M&A後の統合(PMI:Post Merger Integration)プロセスをうまく進めるためには、M&A契約が結ばれる以前の段階で入念に準備しておくことが重要です。その第一歩は、このM&Aは何のために行うのか、M&Aによって何を実現させたいのかを、社内の誰もが理解できるように明らかにすることです。つまり、改めて「M&Aの目的とビジョンを明確にすること」が求められます。特に、社員や取引先などの関係者(ステークホルダー)に対して、M&Aという戦略をとる妥当性について、納得感を持って伝える必要があります。

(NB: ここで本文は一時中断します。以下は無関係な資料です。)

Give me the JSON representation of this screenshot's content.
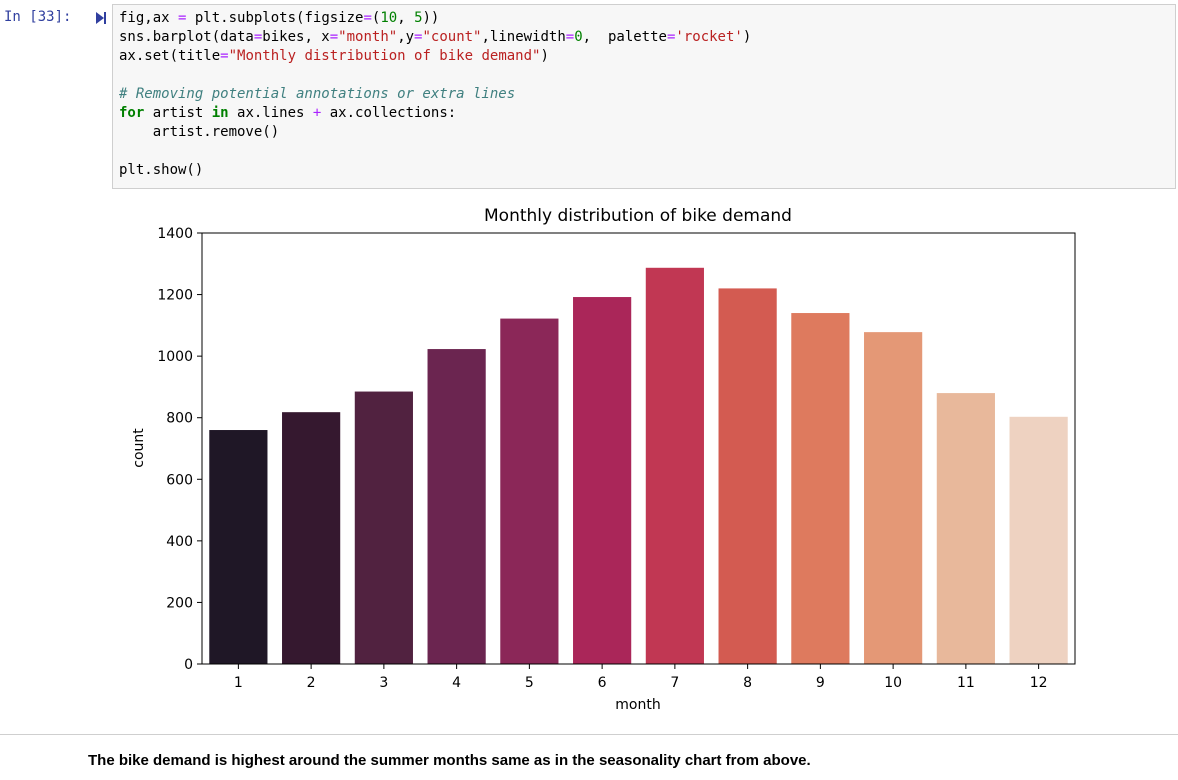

そもそも、なぜ「目的とビジョンの明確化」が必要なのでしょうか。それは、M&Aの目的やビジョンについての説明が、人と組織に大きな影響を与えるからです。人は、目的や将来の見通しがなければ、なかなか成果の出る行動に向かわない生き物です。また、先の見えないものや、目的が見出せないものに意欲を持って取り組めるほど、人は強くありません。すぐに不安を感じたり、心がざわついてしまうものなのです。このことを調査結果を交えながら、見ていきましょう。
第一に、M&Aとは多くの場合「秘め事」であり、経営者やマネジメント層などごく一部の人たちで進められます。したがって、社員がその事実を知るのは、M&Aが開示された直後のタイミングということが多いと思います。
ほとんどの社員にとって、自社のM&Aのニュースは寝耳に水です。どのような形で伝えられたとしても、動揺を与えるニュースであることは間違いありません。
図表1のとおり、買われた側企業の社員の39.0%は、M&Aが自身のキャリアや仕事に対してネガティブな影響があるのではないか、と不安を感じています。マネジメント側から、できるだけ早いタイミングで、不安感を払しょくするための情報共有を行う必要があります。